I am fairly new to InDesign’s XML so take what I say with a large pinch of salt.
Moving the placement of text frames in the layout will not shift the content in the xml structure. However juggling the some elements within the XML structure using the Structure View will change the order of the XML and MAY affect the placement of content.
This is because InDesign tags not only content but also the objects that contain content, these have special meaning for InDesign. If you look at the XML in the Struture Pane you will see different icons for different 'types' of XML elements. Text frames or threaded text frames (which are treated as one XML element) by default are usually called 'story'.
My experience is that you can shift elements around in the XML structure without moving things in the layout — as long as you avoid moving things at the text element level eg. elements that contain sentences or words. If these are moved elements will change relationship in the page layout.
As an example. You have a 4 page spread in a magazine layout. The main content is in a threaded set of frames. The pages also contain photographs and captions which were imported much later in the design process. At the end of the editing process, you map paragraph and text styles and tag your photographs.
Everywhere text is autotagged the text frame/s will also be tagged with an InDesign XML story element. Wherever there is tagged text it will be enclosed within the story xml element, which you can rename, but it remains a story element. The large threaded story will show up contained within one long story element, your captions which are tagged will show up in different parts of the xml structure in story elements and the photograph details will be in photo or image elements.
You can now manipulate the XML, create a new element and pull all of the tagged elements of 4 page spread into this new element and order the story and other element to the way you want them to appear in the XML output, even placing elements such as images and other 'story' elements within the flow of enclosing story elements all without changing the appearance of the layout.
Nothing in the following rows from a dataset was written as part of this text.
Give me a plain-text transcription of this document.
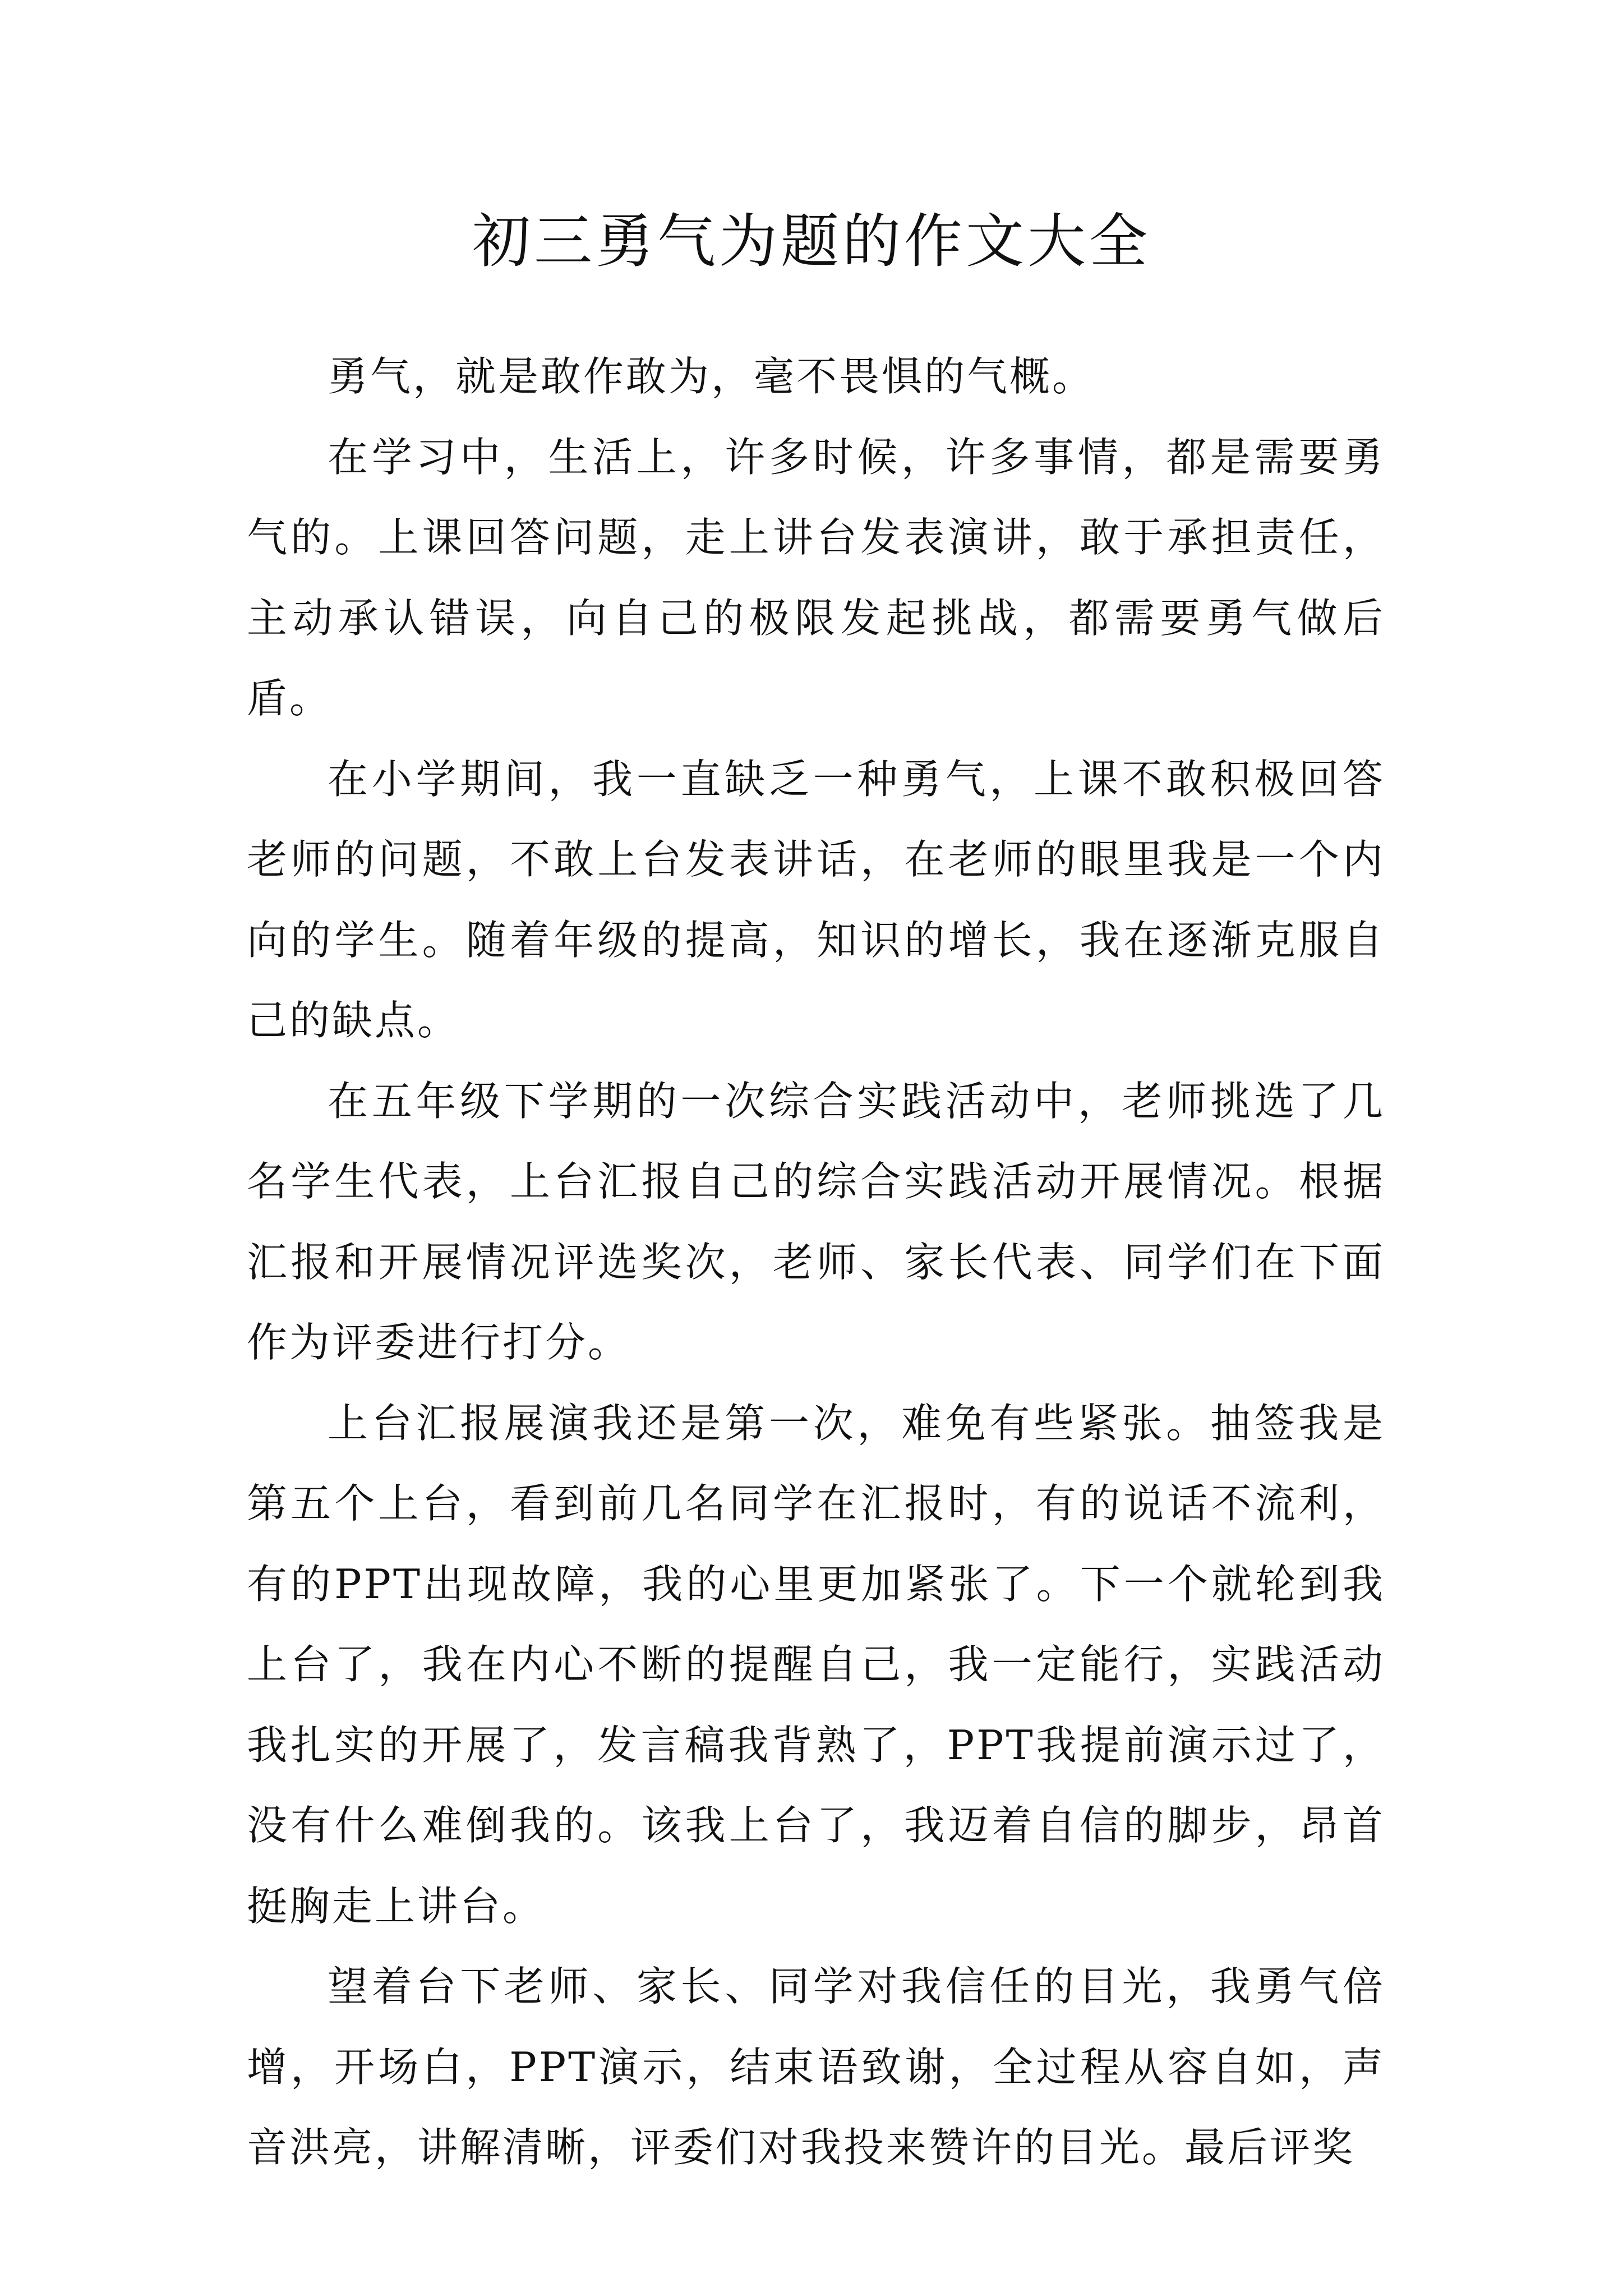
初三勇气为题的作文大全

勇气，就是敢作敢为，毫不畏惧的气概。

在学习中，生活上，许多时候，许多事情，都是需要勇气的。上课回答问题，走上讲台发表演讲，敢于承担责任，主动承认错误，向自己的极限发起挑战，都需要勇气做后盾。

在小学期间，我一直缺乏一种勇气，上课不敢积极回答老师的问题，不敢上台发表讲话，在老师的眼里我是一个内向的学生。随着年级的提高，知识的增长，我在逐渐克服自己的缺点。

在五年级下学期的一次综合实践活动中，老师挑选了几名学生代表，上台汇报自己的综合实践活动开展情况。根据汇报和开展情况评选奖次，老师、家长代表、同学们在下面作为评委进行打分。

上台汇报展演我还是第一次，难免有些紧张。抽签我是第五个上台，看到前几名同学在汇报时，有的说话不流利，有的PPT出现故障，我的心里更加紧张了。下一个就轮到我上台了，我在内心不断的提醒自己，我一定能行，实践活动我扎实的开展了，发言稿我背熟了，PPT我提前演示过了，没有什么难倒我的。该我上台了，我迈着自信的脚步，昂首挺胸走上讲台。

望着台下老师、家长、同学对我信任的目光，我勇气倍增，开场白，PPT演示，结束语致谢，全过程从容自如，声音洪亮，讲解清晰，评委们对我投来赞许的目光。最后评奖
As long as you do not move text elements around, the appearance of the page layout will not change but exported XML will have the same structure you see in the structure pane.
This is my experience, big caevat, I have not had any experience with XML tables in InDesign.
Essentially you manage two separate documents, one is the page layout, the other XML layout. You cannot juggle the page layout to affect the XML structure, you can, within restrictions, juggle the XML around without affecting the page layout.